673 mil milhões de litros de água gastos em 2019
Em 2019, gastaram-se quase 673 mil milhões de litros de água em Portugal. O consumo anual de água no país está entre os 628 e os 683 mil milhões de litros desde 2012. Considerando que, segundo o último censo, vivem em Portugal 10.344.802 pessoas, poderia dizer-se que, em 2019, cada habitante gastou cerca de 178,23 litros de água por dia.
Afonso do Ó, especialista em questões da água e do clima na ANP/WWF, lembra, porém, que “todos os sectores” estão dentro daquele valor e que o agrícola é responsável por grande parte dos gastos. Tendo isto em mente, a presidente da direcção nacional da Quercus, Alexandra Azevedo, critica o facto de o Estado continuar a pensar na construção de “mais barragens” quando, argumenta, o problema do gasto excessivo de água está mais nas “práticas produtivistas do modelo agrícola”.
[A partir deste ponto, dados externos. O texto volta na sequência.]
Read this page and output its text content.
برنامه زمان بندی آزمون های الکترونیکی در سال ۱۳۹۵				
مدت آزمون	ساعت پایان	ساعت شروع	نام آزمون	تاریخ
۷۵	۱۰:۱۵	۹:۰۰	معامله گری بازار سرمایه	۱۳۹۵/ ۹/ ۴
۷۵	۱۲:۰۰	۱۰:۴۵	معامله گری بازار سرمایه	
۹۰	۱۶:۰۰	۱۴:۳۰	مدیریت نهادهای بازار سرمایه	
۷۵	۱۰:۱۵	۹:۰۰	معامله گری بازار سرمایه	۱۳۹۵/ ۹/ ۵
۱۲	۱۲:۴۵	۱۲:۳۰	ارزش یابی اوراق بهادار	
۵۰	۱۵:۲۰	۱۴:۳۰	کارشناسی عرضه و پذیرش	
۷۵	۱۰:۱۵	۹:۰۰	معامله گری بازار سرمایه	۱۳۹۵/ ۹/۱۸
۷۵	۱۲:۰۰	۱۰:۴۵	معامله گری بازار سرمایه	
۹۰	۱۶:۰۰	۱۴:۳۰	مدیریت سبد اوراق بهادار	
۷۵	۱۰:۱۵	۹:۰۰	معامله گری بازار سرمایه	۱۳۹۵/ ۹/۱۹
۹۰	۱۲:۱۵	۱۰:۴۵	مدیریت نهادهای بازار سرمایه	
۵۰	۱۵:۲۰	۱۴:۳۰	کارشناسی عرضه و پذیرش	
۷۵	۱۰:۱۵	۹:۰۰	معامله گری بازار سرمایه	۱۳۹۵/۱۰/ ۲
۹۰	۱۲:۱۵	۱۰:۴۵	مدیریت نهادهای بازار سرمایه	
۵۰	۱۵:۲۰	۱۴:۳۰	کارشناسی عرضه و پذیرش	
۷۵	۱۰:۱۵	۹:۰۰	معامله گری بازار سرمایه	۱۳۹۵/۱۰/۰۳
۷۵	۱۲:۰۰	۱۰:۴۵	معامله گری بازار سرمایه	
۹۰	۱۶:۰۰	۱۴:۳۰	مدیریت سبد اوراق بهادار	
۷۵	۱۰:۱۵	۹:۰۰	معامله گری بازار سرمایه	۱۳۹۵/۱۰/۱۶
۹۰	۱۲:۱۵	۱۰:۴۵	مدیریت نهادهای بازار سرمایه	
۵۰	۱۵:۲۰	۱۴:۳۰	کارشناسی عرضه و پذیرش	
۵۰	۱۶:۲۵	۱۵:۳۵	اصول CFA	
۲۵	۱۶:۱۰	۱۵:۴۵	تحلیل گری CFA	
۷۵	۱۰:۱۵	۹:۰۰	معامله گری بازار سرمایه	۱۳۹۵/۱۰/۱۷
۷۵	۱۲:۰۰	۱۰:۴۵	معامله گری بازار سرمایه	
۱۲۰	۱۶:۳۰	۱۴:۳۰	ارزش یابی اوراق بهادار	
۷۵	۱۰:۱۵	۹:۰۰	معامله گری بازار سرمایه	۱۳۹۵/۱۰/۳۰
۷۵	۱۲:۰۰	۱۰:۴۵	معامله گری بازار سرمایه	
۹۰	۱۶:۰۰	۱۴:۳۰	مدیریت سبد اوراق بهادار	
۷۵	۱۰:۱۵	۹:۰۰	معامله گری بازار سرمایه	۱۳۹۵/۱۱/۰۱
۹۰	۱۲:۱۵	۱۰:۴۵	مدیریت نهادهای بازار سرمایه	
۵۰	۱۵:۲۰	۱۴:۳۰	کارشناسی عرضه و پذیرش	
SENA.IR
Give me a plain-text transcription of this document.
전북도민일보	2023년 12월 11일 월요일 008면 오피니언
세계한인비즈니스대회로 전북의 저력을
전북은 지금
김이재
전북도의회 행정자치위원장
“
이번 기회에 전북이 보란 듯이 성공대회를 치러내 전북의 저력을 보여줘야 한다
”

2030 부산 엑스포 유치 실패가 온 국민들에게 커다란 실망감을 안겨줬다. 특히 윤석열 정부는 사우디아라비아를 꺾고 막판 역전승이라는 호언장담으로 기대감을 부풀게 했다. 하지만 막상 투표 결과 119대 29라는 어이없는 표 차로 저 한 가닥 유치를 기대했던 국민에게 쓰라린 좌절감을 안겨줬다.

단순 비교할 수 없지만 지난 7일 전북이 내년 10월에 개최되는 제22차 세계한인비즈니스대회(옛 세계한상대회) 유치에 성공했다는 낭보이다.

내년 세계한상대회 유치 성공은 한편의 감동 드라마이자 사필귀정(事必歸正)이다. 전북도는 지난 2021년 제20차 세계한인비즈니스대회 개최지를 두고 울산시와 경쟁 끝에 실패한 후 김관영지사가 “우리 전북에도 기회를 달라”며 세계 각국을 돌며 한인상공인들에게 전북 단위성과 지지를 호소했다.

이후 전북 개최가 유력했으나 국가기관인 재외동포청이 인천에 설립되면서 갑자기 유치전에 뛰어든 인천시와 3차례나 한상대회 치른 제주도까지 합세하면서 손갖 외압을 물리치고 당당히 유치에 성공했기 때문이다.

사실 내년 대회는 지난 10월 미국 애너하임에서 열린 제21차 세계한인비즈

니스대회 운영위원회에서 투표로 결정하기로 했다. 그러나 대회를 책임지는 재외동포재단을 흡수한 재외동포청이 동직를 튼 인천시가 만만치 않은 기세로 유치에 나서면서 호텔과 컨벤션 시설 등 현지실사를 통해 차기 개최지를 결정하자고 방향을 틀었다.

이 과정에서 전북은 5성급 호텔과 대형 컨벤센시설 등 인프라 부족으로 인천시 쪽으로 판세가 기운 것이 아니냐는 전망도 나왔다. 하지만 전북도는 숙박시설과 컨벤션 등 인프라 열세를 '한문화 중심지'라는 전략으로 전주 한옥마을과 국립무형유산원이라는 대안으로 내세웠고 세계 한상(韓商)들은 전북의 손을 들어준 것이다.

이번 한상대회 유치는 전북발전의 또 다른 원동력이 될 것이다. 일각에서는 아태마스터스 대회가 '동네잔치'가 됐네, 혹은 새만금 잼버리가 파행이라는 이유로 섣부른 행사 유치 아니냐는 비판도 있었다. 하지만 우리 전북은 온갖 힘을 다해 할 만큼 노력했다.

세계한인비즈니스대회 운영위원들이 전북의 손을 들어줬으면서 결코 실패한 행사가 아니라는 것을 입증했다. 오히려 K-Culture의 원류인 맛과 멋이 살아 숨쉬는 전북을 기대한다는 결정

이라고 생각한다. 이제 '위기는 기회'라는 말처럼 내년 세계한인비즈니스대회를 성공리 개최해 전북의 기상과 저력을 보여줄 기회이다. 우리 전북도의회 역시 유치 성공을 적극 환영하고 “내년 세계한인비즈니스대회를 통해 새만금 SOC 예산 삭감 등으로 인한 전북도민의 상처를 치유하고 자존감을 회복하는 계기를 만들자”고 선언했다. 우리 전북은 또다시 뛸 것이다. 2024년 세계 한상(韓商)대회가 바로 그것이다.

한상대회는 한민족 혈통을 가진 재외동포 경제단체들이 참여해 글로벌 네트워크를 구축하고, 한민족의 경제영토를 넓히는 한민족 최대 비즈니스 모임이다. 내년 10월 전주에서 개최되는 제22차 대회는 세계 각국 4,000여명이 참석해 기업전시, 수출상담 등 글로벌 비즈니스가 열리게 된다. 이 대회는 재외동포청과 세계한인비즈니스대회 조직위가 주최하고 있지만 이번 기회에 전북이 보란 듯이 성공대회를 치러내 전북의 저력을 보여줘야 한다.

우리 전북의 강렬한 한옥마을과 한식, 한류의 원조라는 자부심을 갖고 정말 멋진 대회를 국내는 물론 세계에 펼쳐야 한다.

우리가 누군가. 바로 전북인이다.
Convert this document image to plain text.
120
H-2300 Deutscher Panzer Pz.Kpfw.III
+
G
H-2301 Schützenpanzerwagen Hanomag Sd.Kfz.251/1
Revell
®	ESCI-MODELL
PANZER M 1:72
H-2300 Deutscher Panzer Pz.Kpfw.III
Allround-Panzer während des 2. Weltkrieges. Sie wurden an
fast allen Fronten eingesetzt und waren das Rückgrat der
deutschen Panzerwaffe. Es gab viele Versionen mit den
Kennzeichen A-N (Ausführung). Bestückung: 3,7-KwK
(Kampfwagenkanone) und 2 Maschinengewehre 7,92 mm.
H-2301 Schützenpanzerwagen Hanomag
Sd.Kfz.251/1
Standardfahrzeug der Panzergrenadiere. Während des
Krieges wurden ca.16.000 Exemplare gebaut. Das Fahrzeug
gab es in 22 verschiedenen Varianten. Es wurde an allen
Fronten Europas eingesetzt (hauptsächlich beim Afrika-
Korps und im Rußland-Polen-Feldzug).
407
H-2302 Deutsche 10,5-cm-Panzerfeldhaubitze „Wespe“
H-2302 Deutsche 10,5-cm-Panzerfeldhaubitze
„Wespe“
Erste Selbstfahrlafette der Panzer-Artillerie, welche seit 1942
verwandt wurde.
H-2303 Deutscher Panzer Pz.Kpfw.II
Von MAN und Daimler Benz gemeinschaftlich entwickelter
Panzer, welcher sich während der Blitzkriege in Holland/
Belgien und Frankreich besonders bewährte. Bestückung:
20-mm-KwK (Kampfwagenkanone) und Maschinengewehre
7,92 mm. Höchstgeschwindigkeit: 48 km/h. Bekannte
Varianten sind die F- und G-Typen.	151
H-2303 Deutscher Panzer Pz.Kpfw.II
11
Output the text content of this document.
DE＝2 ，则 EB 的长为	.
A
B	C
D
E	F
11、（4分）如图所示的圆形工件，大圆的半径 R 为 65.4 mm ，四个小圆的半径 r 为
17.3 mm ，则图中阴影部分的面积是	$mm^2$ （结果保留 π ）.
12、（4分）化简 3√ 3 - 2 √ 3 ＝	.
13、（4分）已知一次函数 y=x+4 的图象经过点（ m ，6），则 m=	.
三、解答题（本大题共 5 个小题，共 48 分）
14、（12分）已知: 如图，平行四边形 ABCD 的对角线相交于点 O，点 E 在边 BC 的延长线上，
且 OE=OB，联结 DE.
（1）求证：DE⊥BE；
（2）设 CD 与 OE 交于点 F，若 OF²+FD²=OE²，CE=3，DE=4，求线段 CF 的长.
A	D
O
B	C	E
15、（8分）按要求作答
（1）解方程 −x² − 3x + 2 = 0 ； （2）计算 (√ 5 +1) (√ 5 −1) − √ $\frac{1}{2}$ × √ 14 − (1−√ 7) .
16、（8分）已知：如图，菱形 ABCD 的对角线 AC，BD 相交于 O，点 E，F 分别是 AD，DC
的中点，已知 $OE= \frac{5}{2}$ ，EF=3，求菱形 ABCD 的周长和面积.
93% de águas balneares costeiras de qualidade excelente em 2020
Em 2020, Portugal foi o nono país da UE com a maior percentagem de águas balneares costeiras de qualidade excelente (93%). Ficou acima da média europeia (88%) e atrás de países como o Chipre (100%) e a Croácia (99%).
A classificação é mais modesta quando se olha para as águas balneares interiores. Portugal ficou na 13.ª posição (75% de águas de qualidade excelente), abaixo da média europeia (78%). Mas “é normal”, diz Afonso do Ó. “Com a chuva, há uma reciclagem permanente das massas de água interiores. E nós vivemos num país em que não chove metade do ano”, contextualiza.
O especialista também repara, porém, que a poluição difusa, que é “a poluição que chega à água através dos solos” e é “causada pela agricultura e pela pecuária”, está a ter um peso. “A aplicação intensiva de adubos e fertilizantes tem prejudicado as massas de água”, diz.
50% de ecossistemas florestais em 2018
Em 2018, metade do território português era ocupado por ecossistemas florestais (floresta, matos e terrenos improdutivos). O país estava acima da média europeia (44%) e atrás de países como a Finlândia (70%) e a Suécia (67%).
“A floresta tem vindo a ocupar cada vez mais terreno ao longo dos anos. Isso é reflexo do abandono de algumas zonas”, refere Rui Barreira, ao passo que Paulo Fernandes, investigador na Universidade de Trás-os-Montes e Alto Douro, sublinha que o facto de os espaços florestais estarem “bastante esvaziados de habitantes” contribui, muitas vezes, para a sua “parca gestão”. E isso é um perigo, frisa, apontando para o risco acrescido de incêndios graves. “Há quem diga que temos floresta a mais, no sentido em que não temos capacidade para a gerir”, aponta Paulo Fernandes.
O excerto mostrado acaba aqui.